Here is another instance of Mohammed’s
disingenuity: He said the campaign would not be the same as Buhari’s
famous WAI (another project with an incoherent manifesto launched some
weeks ago) but they would achieve what Buhari did in 1985 through
persuasion. He said, “In 1983, they used what they had to achieve what
they wanted, which was to correct the decadence in society, tackle
corruption and impunity. However, in the area of enforcement, people
alleged infractions and intimidation.”
To Mohammed, the wanton abuses people
experienced under the jackboot of Buhari was simply a matter of
allegations and its truth basis does not really matter. His argument is
like speaking with the split fang of a snake: it did not happen but if
it did, it was out of necessity for a government eager to straighten the
country. Of course, Mohammed works with Buhari and he cannot be
expected to be critical of his boss but if he would take some time to
read Prof Wole Soyinka’s essay, “The Crimes of Buhari,” he would know
that those cases of “infractions and intimidations” were no mere
allegations.
This is what Mohammed and his fellow
campaigners must note: Change does not begin with the average Nigerian.

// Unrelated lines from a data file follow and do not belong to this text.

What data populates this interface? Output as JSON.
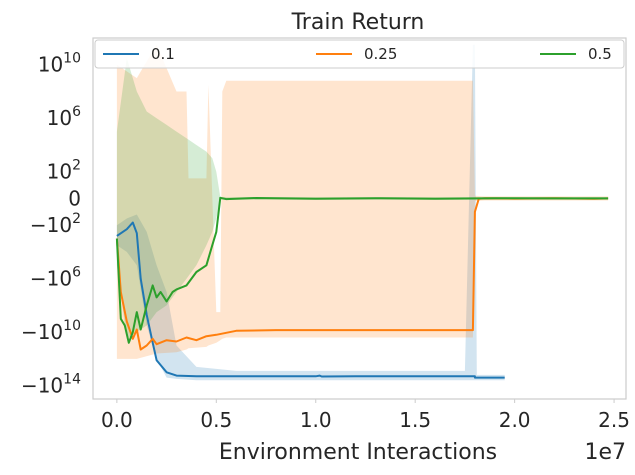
{
  "chart_data": {
    "type": "line",
    "title": "Train Return",
    "xlabel": "Environment Interactions",
    "ylabel": "",
    "x_offset_label": "1e7",
    "yscale": "symlog",
    "xlim": [
      -0.12,
      2.56
    ],
    "ylim_exponents": [
      -15,
      12
    ],
    "xticks": [
      0.0,
      0.5,
      1.0,
      1.5,
      2.0,
      2.5
    ],
    "xtick_labels": [
      "0.0",
      "0.5",
      "1.0",
      "1.5",
      "2.0",
      "2.5"
    ],
    "yticks": [
      {
        "value_exp": 10,
        "base": "10",
        "sup": "10"
      },
      {
        "value_exp": 6,
        "base": "10",
        "sup": "6"
      },
      {
        "value_exp": 2,
        "base": "10",
        "sup": "2"
      },
      {
        "value_exp": 0,
        "base": "0",
        "sup": ""
      },
      {
        "value_exp": -2,
        "base": "−10",
        "sup": "2"
      },
      {
        "value_exp": -6,
        "base": "−10",
        "sup": "6"
      },
      {
        "value_exp": -10,
        "base": "−10",
        "sup": "10"
      },
      {
        "value_exp": -14,
        "base": "−10",
        "sup": "14"
      }
    ],
    "grid": false,
    "legend_position": "top",
    "series": [
      {
        "name": "0.1",
        "color": "#1f77b4",
        "x": [
          0.0,
          0.05,
          0.08,
          0.1,
          0.12,
          0.15,
          0.18,
          0.2,
          0.25,
          0.3,
          0.4,
          0.6,
          1.0,
          1.02,
          1.03,
          1.2,
          1.5,
          1.8,
          1.8,
          1.95
        ],
        "y": [
          -2.8,
          -2.3,
          -1.8,
          -2.6,
          -6.0,
          -8.7,
          -10.8,
          -12.1,
          -13.0,
          -13.25,
          -13.3,
          -13.3,
          -13.3,
          -13.25,
          -13.32,
          -13.3,
          -13.3,
          -13.3,
          -13.4,
          -13.4
        ],
        "band_x": [
          0.0,
          0.05,
          0.1,
          0.15,
          0.2,
          0.25,
          0.3,
          0.4,
          0.6,
          1.0,
          1.5,
          1.75,
          1.79,
          1.8,
          1.81,
          1.85,
          1.95
        ],
        "band_upper": [
          -2.0,
          -1.5,
          -1.2,
          -2.5,
          -5.0,
          -7.0,
          -11.0,
          -12.6,
          -12.9,
          -12.9,
          -12.9,
          -12.9,
          11.5,
          11.5,
          -13.2,
          -13.2,
          -13.2
        ],
        "band_lower": [
          -3.5,
          -4.0,
          -5.0,
          -9.5,
          -12.0,
          -13.4,
          -13.5,
          -13.6,
          -13.6,
          -13.6,
          -13.6,
          -13.6,
          -13.6,
          -13.6,
          -13.6,
          -13.6,
          -13.6
        ]
      },
      {
        "name": "0.25",
        "color": "#ff7f0e",
        "x": [
          0.0,
          0.02,
          0.05,
          0.08,
          0.1,
          0.12,
          0.15,
          0.18,
          0.2,
          0.25,
          0.3,
          0.35,
          0.4,
          0.45,
          0.5,
          0.6,
          0.8,
          1.0,
          1.2,
          1.4,
          1.6,
          1.79,
          1.8,
          1.82,
          1.85,
          2.0,
          2.2,
          2.4,
          2.47
        ],
        "y": [
          -3.0,
          -7.0,
          -9.2,
          -10.5,
          -9.8,
          -11.3,
          -11.0,
          -10.5,
          -10.9,
          -10.6,
          -10.7,
          -10.4,
          -10.6,
          -10.3,
          -10.2,
          -9.9,
          -9.85,
          -9.85,
          -9.85,
          -9.85,
          -9.85,
          -9.85,
          -1.0,
          -0.02,
          0.02,
          -0.01,
          0.01,
          -0.02,
          0.0
        ],
        "band_x": [
          0.0,
          0.1,
          0.2,
          0.3,
          0.35,
          0.36,
          0.45,
          0.46,
          0.5,
          0.52,
          0.53,
          0.55,
          0.6,
          1.0,
          1.5,
          1.79,
          1.8,
          1.85,
          2.47
        ],
        "band_upper": [
          10.0,
          9.0,
          11.5,
          8.0,
          8.0,
          1.5,
          1.5,
          8.5,
          -8.5,
          -8.5,
          8.0,
          8.8,
          8.8,
          8.8,
          8.8,
          8.8,
          0.2,
          0.15,
          0.15
        ],
        "band_lower": [
          -12.0,
          -12.0,
          -11.6,
          -11.5,
          -11.3,
          -11.2,
          -11.1,
          -11.0,
          -10.8,
          -10.6,
          -10.5,
          -10.4,
          -10.4,
          -10.4,
          -10.4,
          -10.4,
          -0.2,
          -0.15,
          -0.15
        ]
      },
      {
        "name": "0.5",
        "color": "#2ca02c",
        "x": [
          0.0,
          0.02,
          0.04,
          0.06,
          0.08,
          0.1,
          0.12,
          0.15,
          0.18,
          0.2,
          0.22,
          0.25,
          0.28,
          0.3,
          0.35,
          0.4,
          0.45,
          0.48,
          0.5,
          0.52,
          0.55,
          0.7,
          1.0,
          1.3,
          1.6,
          1.9,
          2.2,
          2.47
        ],
        "y": [
          -3.0,
          -9.0,
          -9.5,
          -10.8,
          -10.0,
          -8.5,
          -9.8,
          -8.0,
          -6.5,
          -7.4,
          -7.0,
          -7.7,
          -7.0,
          -6.8,
          -6.5,
          -5.5,
          -5.0,
          -3.5,
          -2.5,
          0.05,
          -0.05,
          0.03,
          -0.02,
          0.02,
          -0.03,
          0.02,
          0.0,
          0.0
        ],
        "band_x": [
          0.0,
          0.05,
          0.1,
          0.15,
          0.2,
          0.25,
          0.3,
          0.35,
          0.4,
          0.45,
          0.48,
          0.5,
          0.52,
          0.55,
          2.47
        ],
        "band_upper": [
          5.0,
          10.5,
          8.0,
          6.5,
          6.0,
          5.5,
          5.0,
          4.5,
          4.0,
          3.5,
          3.0,
          2.0,
          0.1,
          0.1,
          0.1
        ],
        "band_lower": [
          -5.0,
          -10.5,
          -10.0,
          -9.5,
          -8.5,
          -8.0,
          -7.0,
          -6.0,
          -5.0,
          -3.5,
          -2.5,
          -1.5,
          -0.1,
          -0.1,
          -0.1
        ]
      }
    ]
  }
}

No, it begins with those who promised us “change” a year ago. They got
into office and Nigeria turned out to be animal farm where clueless pigs
replaced clueless human. Readers of Animal Farm will recall the iconic
scene at the end where the face of the pigs and that of human were no
longer distinguishable. Those who were kicked out are no worse than
those who replaced them. Rather than own up to their foibles, Mohammed
wants to push the responsibility of changing Nigeria to poor hapless
people. His campaign is an alibi being prepared for their government in
case they end up with an F on their report card.

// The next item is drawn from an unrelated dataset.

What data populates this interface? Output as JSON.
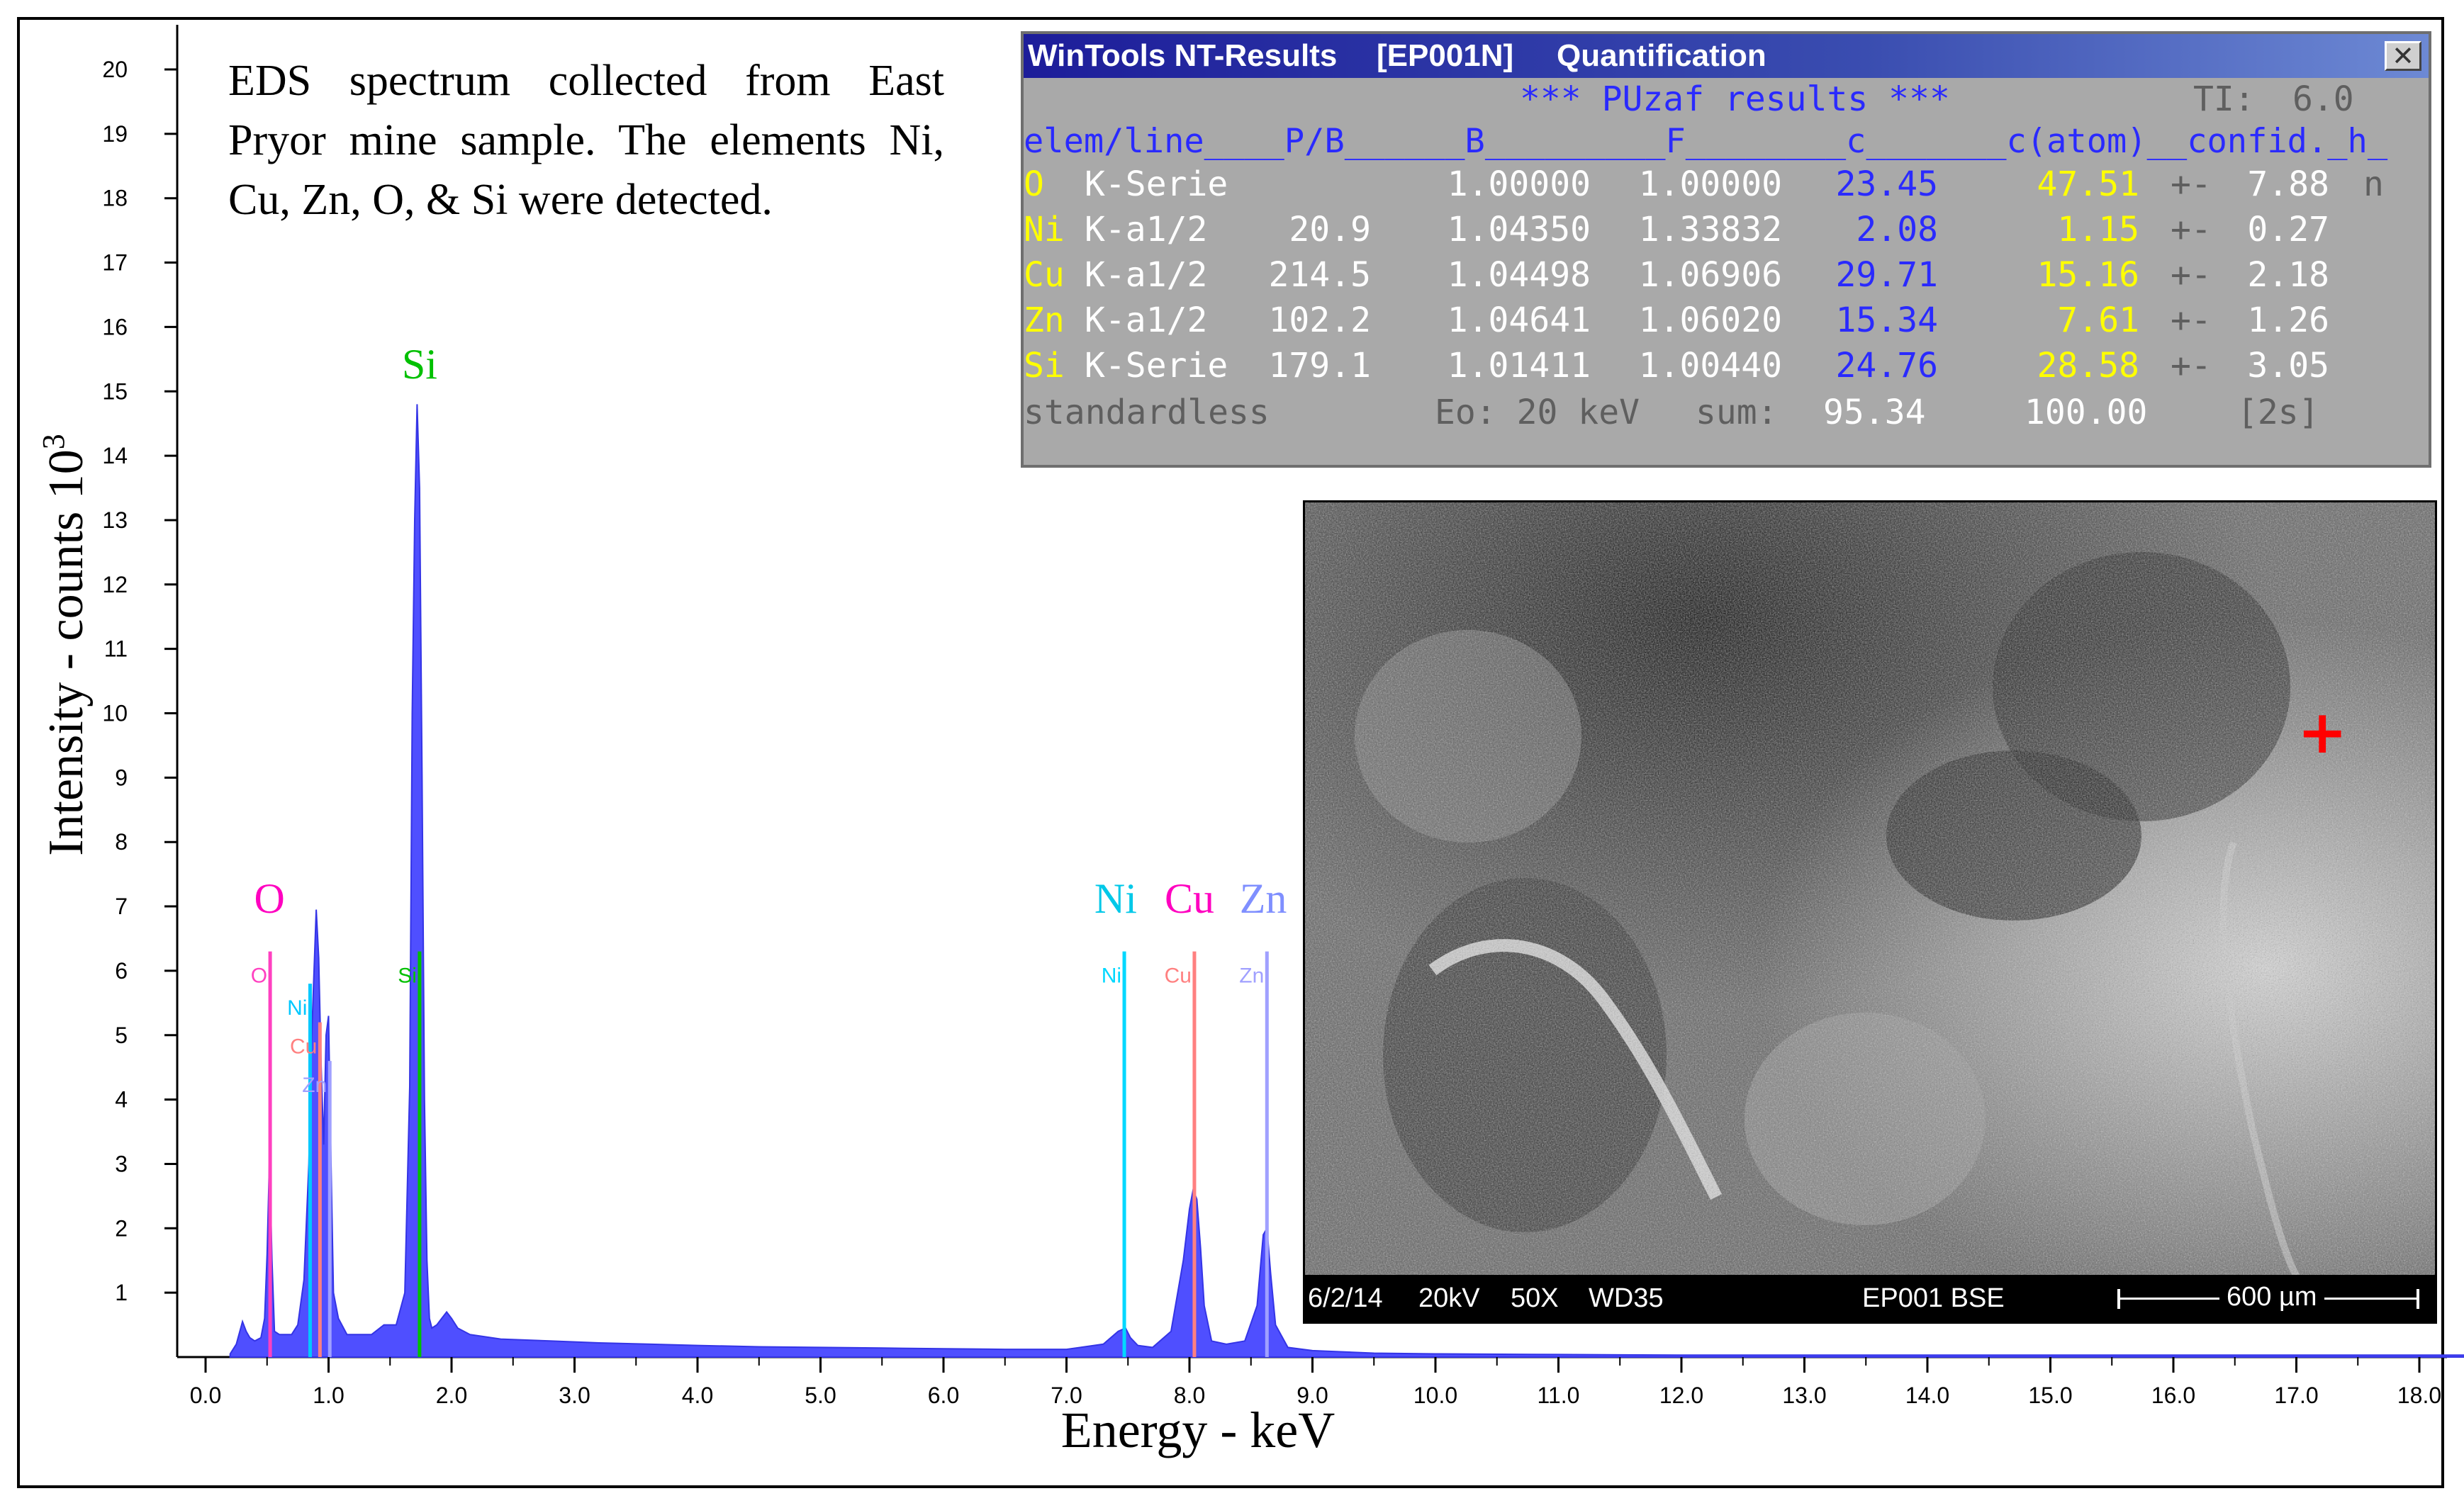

Change Begins With Me will be their
excuse if they do not achieve what they promised Nigerians. With it,
they can blame their victims – the poor Nigerians who have a poor
attitude which has kept the country poor. Similar campaigns in the past
have failed and this one is not going anywhere either because it is
another shoddy attempt to deny the reality that plagues our Nigerian
existence. The campaign is a diversionary tactic, a propaganda vehicle
for paternalistic pontification by a hypocritical lot. They want to ask
Nigerians to develop the culture of integrity and accountability when
the government from whose body language we take our behavioural cues
lacks similar values. Oh, and the cruel irony of the same Mohammed that
raided a government ministry to fund his international travel now
instructing us on values!
In the past one year, this government
has displayed a lack of coordination, and inconsistency in issuing
policies. That has impacted the economy rather poorly.

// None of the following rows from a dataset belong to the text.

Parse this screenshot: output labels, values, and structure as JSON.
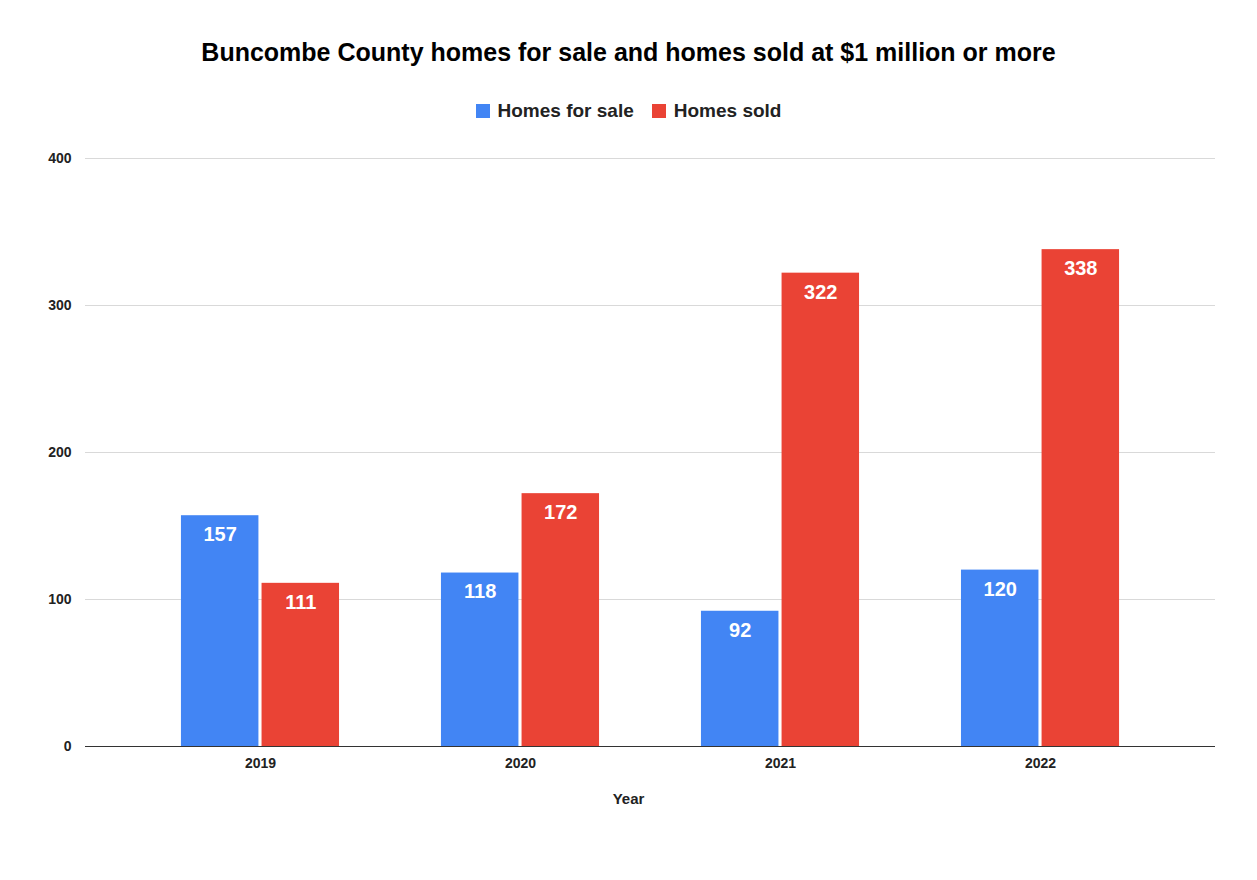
{
  "chart_data": {
    "type": "bar",
    "title": "Buncombe County homes for sale and homes sold at $1 million or more",
    "categories": [
      "2019",
      "2020",
      "2021",
      "2022"
    ],
    "series": [
      {
        "name": "Homes for sale",
        "color": "#4285f4",
        "values": [
          157,
          118,
          92,
          120
        ]
      },
      {
        "name": "Homes sold",
        "color": "#ea4335",
        "values": [
          111,
          172,
          322,
          338
        ]
      }
    ],
    "xlabel": "Year",
    "ylim": [
      0,
      400
    ],
    "yticks": [
      0,
      100,
      200,
      300,
      400
    ],
    "grid": true,
    "data_labels": true,
    "legend": "top"
  }
}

Today, in many places in Nigeria, people
are starving and the tension that pervades the land reminds one of the
Sani Abacha years. In the midst of such hopelessness, crimes will rise
and duplicity will increase as people hustle to survive. In that same
period, Mohammed will launch a campaign to teach people to be honest and
accountable. He will distribute posters and other materials that will
eventually become an environmental nuisance to ask people to develop
moral values. He will stage spectacular concerts that are expected to
pierce our consciousness and convert us to good behaviour. All of this,
let us not forget, will gulp money like similar ones in the past.
It is amusing that all the examples of
corruption by Nigerians which Mohammed and co stated that they want to
erase through attitudinal change are symptoms of the culture of poverty
and underdevelopment. Their failure to see it for what it is means that a
solution will not be fashioned soon.
Mohammed is actually right that
Nigeria’s problems do not begin and end with its elite but having
travelled on this same campaign route at least twice, we can recognise
fatuous nonsense from afar. If such an initiative will exist, it should
be at the behest of a private organisation, not a floundering
government.
No, change does not begin with Nigerians
and we will not let them shift that responsibility to us. If they want
change, let them start with themselves and their tribe of rulers!